Kur'an-ı Kerim ve Türkçe Meali Sayfa 278
94. Yeminlerinizi kendi aranızda, bir bozuculuk unsuru edinmeyin; sonra sapasağlam basan ayak kayar ve Tanrı'nın yolundan alıkoyduğunuz için kötülüğü tadarsınız. (Ayrıca) Büyük azab da sizin içindir.
95. Tanrı'nın ahdini ucuz bir değere karşılık satmayın. Eğer bilirseniz, Tanrı katında olan sizin için daha hayırlıdır.
96. Sizin yanınızda olan tükenir, Tanrı'nın katında olan ise kalıcıdır. Sabredenlerin karşılığını yaptıklarının en güzeliyle biz muhakkak vereceğiz.

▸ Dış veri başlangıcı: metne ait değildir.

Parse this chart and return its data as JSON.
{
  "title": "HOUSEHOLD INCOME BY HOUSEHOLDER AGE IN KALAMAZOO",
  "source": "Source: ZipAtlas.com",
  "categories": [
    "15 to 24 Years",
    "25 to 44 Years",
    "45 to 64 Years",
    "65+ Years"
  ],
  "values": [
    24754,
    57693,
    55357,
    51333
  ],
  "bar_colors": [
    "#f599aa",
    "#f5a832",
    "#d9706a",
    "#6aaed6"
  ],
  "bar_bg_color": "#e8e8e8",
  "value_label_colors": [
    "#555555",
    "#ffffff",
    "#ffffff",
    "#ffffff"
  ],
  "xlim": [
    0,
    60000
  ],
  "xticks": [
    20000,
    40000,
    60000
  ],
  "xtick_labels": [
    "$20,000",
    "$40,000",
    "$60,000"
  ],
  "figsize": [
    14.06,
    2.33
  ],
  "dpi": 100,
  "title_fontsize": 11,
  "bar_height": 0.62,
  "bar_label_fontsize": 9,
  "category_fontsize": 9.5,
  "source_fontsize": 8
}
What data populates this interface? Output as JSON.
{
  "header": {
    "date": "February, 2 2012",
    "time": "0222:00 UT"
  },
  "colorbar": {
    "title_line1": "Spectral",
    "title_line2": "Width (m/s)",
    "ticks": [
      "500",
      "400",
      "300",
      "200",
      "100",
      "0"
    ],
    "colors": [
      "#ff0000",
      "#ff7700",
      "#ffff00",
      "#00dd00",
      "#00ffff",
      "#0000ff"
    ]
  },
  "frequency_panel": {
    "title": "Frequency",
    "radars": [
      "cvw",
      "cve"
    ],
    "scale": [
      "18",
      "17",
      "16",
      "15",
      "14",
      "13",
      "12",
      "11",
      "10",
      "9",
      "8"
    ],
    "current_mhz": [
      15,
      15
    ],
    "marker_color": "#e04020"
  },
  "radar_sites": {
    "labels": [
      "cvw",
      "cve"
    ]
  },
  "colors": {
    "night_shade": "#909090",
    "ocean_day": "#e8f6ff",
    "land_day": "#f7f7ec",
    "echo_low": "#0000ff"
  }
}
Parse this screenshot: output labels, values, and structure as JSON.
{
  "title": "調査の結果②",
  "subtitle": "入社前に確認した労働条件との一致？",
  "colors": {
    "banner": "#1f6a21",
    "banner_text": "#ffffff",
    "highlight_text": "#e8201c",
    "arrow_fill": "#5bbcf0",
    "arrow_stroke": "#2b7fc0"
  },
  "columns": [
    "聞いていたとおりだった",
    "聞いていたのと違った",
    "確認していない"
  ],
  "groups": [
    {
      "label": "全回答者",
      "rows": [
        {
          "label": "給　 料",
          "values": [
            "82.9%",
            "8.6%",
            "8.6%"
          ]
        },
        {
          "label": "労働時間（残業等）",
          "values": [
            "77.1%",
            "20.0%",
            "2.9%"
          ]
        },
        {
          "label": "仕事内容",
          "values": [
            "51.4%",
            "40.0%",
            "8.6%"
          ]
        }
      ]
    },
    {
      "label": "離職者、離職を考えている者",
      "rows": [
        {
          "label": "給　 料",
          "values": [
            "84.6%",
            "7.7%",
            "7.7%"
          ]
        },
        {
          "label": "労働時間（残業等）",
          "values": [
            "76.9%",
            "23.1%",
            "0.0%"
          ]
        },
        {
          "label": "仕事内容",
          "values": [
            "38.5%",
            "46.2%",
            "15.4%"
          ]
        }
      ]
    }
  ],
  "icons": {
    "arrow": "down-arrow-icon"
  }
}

97. Erkek olsun, kadın olsun, (bir) inançlı olarak kim salih bir amelde bulunursa, hiç şüphesiz biz onu güzel bir hayatla yaşatırız ve onların karşılığını, yaptıklarının en güzeliyle muhakkak veririz.
98. Öyleyse Kuran okuduğun zaman, kovulmuş şeytandan Tanrı'ya sığın.
99. Gerçek şu ki, inananlar ve rablerine tevekkül edenler üzerinde onun (şeytanın) hiç bir zorlayıcı gücü yoktur.
100. Onun zorlayıcı gücü ancak onu veli edinenlere, onunla O'na (Tanrı'ya) ortak koşanlar üzerindedir.
101. Biz bir ayeti, bir (başka) ayetin yeriyle değiştirdiğimiz zaman, Tanrı neyi indirdiğini daha iyi bilir... "Sen yalnızca iftira edicisin" dediler. Hayır onların çoğu bilmezler.
102. De ki: "İnananları sağlamlaştırmak, müslümanlara bir müjde ve hidayet olmak üzere, onu (Kuran'ı) hak olarak rabbinden Ruhu'l-Kudüs indirmiştir."